I don't have any employees at this time, but I do have experience with pay for production. If a driver was driving my truck efficiency would be part of the incentive, but I would observe him plowing before giving him a bonus for being fast. When parts start falling off of the truck I would be paying again, if you know what I mean. I think I would base my incentives on, reliability, flexibility, customer compliments, my own observations, demenstrated care for equipment, efficiency, independence, and compliance to procedures.


----------



## plowguy06 (May 13, 2001)

I am 13 1/2 and I shovel sidewalks and steps and I get 10 bucks a job. for what I do it seems kind of high, it only takes me about 10 minutes. If I do the same job with a snowblower, it takes me 5 minutes


----------



## litle green guy (Feb 25, 2000)

I run a skidsteer with a pusherbox and get $13.00 per hour, when I was on the sidewalk crew I got the same. I'm not realy sure what the other guys get, but two of my friends work for the company too and both get 12.00, one drives a truck and the other does whatever they tell him to do, sometimes he drives, sometimes he does sidewalks.


----------



## FifthAve (Jan 29, 2001)

Trimline-$6:00 an hour and like it?
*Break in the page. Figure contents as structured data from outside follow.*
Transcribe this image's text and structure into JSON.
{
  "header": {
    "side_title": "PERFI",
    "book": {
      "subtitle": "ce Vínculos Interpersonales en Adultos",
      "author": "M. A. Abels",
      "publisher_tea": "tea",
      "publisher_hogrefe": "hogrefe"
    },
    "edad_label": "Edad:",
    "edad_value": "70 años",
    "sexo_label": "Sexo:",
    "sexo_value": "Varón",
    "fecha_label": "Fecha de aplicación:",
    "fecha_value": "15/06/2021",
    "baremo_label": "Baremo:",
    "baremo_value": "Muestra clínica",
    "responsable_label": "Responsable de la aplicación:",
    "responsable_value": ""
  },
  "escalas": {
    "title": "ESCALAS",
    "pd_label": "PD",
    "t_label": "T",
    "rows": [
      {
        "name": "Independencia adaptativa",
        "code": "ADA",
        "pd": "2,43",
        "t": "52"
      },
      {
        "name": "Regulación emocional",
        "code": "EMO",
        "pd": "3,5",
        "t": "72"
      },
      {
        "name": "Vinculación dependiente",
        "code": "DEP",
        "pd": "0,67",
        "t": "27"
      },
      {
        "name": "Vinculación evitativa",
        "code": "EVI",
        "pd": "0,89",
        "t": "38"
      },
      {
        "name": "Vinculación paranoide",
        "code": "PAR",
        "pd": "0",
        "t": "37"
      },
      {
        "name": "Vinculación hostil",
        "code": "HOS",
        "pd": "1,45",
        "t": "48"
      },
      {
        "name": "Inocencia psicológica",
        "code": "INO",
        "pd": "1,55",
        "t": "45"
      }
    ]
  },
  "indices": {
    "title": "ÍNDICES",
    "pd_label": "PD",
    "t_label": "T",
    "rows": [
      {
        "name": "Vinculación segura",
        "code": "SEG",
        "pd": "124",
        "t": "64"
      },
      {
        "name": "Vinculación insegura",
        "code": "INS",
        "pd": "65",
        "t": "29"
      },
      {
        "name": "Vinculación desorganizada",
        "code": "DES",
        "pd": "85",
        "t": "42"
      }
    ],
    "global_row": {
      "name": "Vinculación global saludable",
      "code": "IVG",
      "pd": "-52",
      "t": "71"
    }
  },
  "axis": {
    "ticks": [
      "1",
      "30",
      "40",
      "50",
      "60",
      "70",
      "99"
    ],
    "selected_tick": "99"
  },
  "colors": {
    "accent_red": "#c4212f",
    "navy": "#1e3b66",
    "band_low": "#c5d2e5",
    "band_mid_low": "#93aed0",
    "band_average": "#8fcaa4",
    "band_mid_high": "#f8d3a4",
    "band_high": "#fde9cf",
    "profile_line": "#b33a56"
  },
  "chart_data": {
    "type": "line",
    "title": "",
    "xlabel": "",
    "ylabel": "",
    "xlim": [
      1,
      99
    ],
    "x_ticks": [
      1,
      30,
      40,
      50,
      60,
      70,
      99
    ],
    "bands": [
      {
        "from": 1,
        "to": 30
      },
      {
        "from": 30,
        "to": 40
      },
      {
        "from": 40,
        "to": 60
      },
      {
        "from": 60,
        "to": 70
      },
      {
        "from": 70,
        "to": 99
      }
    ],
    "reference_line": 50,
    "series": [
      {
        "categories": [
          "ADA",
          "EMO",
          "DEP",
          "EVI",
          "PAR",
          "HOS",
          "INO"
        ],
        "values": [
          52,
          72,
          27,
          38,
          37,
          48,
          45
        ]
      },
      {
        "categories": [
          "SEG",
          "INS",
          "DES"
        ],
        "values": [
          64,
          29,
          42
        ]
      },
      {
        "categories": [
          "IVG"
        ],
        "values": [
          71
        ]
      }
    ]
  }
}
I dont think that such a person exists any were in this country!plus I couldent sleep at night knowing the ching Im pulling down during a storm! we pay our shovelers 12 an hour buy all ther coffee and food and usually work at least 14 hours,(I bet 1/2 the time the do nothing but stand by the side while the drivers push)our drivers of our trucks get 32 per hour Is this considered high or low? how much do you pay subs who use there oun trucks and equipment?


----------



## thelawnguy (May 20, 2001)

Considering the minimum legal wage is $6.25+ an hour...


----------